Gerçeklik Anlayışımız Değişiyor
Ancak bilim ve ruh yeniden bir araya gelirse,
o zaman daha iyi bir dünya yaratma şansını elde edebiliriz.
Kuantum evreni gerçeği,
Descartes’in yüzlerce yıl evvel birbirinden ayırdığı
bu iki alanı yeniden birbirine bağlıyor.
Kuantum fiziğinin evren mekanizmasına dair önerdiği yeni anlayış,
maddesel olmayan zihnin,
fiziksel vücudu etkilediği gerçeğini ortaya çıkarıyor.
Düşünceler, yani zihnin enerjisi,
vücudun fizyolojisinin fiziksel beyin tarafından kontrolünü
doğrudan etkiliyor.
“İnancın Biyolojisi” kitabının yazarı
Dr. Bruce H. Lipton’a göre
bilinçli zihin,
vücuttaki “zihni” oluşturan hücresel düzenleyici sinyalleri
okumakla kalmaz,
aynı zamanda sinir sistemi tarafından kontrollü biçimde salgılanan düzenleyici sinyallerle görülebilen duyguları da açığa çıkarır.
Kendi kendine düşünebilme yeteneğine sahip,
kendini bilen zihin çok güçlüdür.
Dahil olduğumuz herhangi bir programlanan davranışı gözlemleyebilir, değerlendirebilir ve bilinçli bir şekilde değiştirmeye karar verebilir.
Çoğu çevresel sinyale nasıl tepki vereceğimizi
ya da tepki verip vermeyeceğimizi kendimiz seçebiliriz.
Bilinçli zihin,
bilinçaltının önceden programlanmış davranışlarını
geçersiz kılan kapasitesi,
özgür iradenin temellerini oluşturur
(Kaynak: İnancın Biyolojisi,
Dr. Bruce H.Lipton, Kuraldışı Yayınları, Sayfa 136-137).
Değişerek gelişmek, kendini yenilemekle gerçekleşir.
Bu ağır, külfetli ve zahmetli bir süreçtir.

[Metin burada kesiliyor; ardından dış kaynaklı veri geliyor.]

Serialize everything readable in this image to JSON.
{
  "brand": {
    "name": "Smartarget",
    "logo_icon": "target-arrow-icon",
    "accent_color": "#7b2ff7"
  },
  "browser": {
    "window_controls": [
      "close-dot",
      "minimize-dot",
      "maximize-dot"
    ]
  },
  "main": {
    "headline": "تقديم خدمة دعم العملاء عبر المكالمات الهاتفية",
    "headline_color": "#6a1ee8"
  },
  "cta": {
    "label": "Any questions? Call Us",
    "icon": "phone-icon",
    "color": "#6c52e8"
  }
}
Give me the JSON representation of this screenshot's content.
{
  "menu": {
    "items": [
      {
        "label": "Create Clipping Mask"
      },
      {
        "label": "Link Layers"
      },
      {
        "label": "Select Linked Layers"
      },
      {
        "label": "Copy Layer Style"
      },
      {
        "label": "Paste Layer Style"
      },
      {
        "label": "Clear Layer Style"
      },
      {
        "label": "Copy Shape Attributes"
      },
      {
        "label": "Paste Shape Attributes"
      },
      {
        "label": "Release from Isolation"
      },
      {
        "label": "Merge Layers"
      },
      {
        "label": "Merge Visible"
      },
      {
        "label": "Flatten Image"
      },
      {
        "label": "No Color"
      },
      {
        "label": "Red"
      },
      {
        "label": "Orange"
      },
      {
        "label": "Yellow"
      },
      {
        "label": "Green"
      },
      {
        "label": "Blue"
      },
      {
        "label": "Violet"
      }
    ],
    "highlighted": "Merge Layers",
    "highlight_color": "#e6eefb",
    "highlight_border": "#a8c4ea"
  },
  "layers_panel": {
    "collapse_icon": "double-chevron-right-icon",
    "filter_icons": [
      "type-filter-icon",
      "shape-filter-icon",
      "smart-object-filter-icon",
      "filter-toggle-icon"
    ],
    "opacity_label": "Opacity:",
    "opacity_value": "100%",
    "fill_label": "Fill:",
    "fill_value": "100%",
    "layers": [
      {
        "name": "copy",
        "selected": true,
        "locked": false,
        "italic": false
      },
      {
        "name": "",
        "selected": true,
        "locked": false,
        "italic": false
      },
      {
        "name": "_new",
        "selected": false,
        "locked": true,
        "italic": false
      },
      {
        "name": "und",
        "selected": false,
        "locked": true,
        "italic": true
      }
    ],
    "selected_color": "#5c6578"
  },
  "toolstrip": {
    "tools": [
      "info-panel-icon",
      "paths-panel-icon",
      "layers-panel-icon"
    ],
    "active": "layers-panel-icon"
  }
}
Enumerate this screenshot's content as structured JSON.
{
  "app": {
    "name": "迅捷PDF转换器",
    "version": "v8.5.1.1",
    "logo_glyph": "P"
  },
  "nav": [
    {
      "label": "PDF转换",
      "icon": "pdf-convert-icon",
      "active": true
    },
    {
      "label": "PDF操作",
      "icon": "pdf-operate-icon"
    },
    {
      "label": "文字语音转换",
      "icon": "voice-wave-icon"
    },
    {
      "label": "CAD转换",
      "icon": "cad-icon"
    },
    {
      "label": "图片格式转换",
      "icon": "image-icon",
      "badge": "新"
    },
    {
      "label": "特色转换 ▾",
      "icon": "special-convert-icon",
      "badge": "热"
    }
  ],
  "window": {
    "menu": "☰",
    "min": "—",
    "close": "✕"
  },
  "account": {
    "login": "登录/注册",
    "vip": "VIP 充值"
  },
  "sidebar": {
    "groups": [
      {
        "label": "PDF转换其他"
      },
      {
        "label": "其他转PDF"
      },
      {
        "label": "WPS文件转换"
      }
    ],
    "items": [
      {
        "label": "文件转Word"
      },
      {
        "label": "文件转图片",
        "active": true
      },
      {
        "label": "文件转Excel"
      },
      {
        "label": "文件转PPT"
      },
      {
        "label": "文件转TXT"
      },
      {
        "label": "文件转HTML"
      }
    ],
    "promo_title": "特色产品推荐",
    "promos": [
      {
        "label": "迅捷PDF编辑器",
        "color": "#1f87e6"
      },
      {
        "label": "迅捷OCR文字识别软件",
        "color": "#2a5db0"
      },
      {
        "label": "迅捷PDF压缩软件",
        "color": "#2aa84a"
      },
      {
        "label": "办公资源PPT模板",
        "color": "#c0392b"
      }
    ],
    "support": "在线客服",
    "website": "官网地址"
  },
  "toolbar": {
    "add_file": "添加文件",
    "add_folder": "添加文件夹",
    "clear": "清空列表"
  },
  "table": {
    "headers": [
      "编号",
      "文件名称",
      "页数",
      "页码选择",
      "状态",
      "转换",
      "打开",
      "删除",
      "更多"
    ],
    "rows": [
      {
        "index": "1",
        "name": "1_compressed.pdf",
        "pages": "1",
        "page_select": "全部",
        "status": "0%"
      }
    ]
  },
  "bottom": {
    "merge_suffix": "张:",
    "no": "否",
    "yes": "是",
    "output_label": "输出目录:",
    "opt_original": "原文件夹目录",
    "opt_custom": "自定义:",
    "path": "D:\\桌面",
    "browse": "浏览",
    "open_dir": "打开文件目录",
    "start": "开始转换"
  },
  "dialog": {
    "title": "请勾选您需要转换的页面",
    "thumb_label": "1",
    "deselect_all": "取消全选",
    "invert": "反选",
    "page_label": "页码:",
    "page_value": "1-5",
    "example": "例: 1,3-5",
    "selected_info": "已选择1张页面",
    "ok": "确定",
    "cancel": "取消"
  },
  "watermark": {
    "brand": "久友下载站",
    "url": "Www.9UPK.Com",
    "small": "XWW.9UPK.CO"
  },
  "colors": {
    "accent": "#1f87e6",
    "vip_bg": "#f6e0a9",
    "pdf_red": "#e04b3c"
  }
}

Farklı bir şeyi okumak, seyretmek, dinlemek,
farklı bir mekânda bulunmak,
hâl ehli bir insanla hasbihâl etmek,
eğer gerekli şartlar mevcutsa, paradigmaları sarsar ve değiştirir.
Bu, “niyet”e bağlı bir “nazar” değişimidir.
Adeta bir “şok”la bakış açısı değişmektedir.
“Şefkat tokatları”,
paradigma değişimine sebep olan bu tür şoklardandır.
Meşakkatli şartların presinden geçmeden,
risklere atılmadan, zora talip olmadan değişmek,
gelişmek, yenilenmek ise mümkün değildir.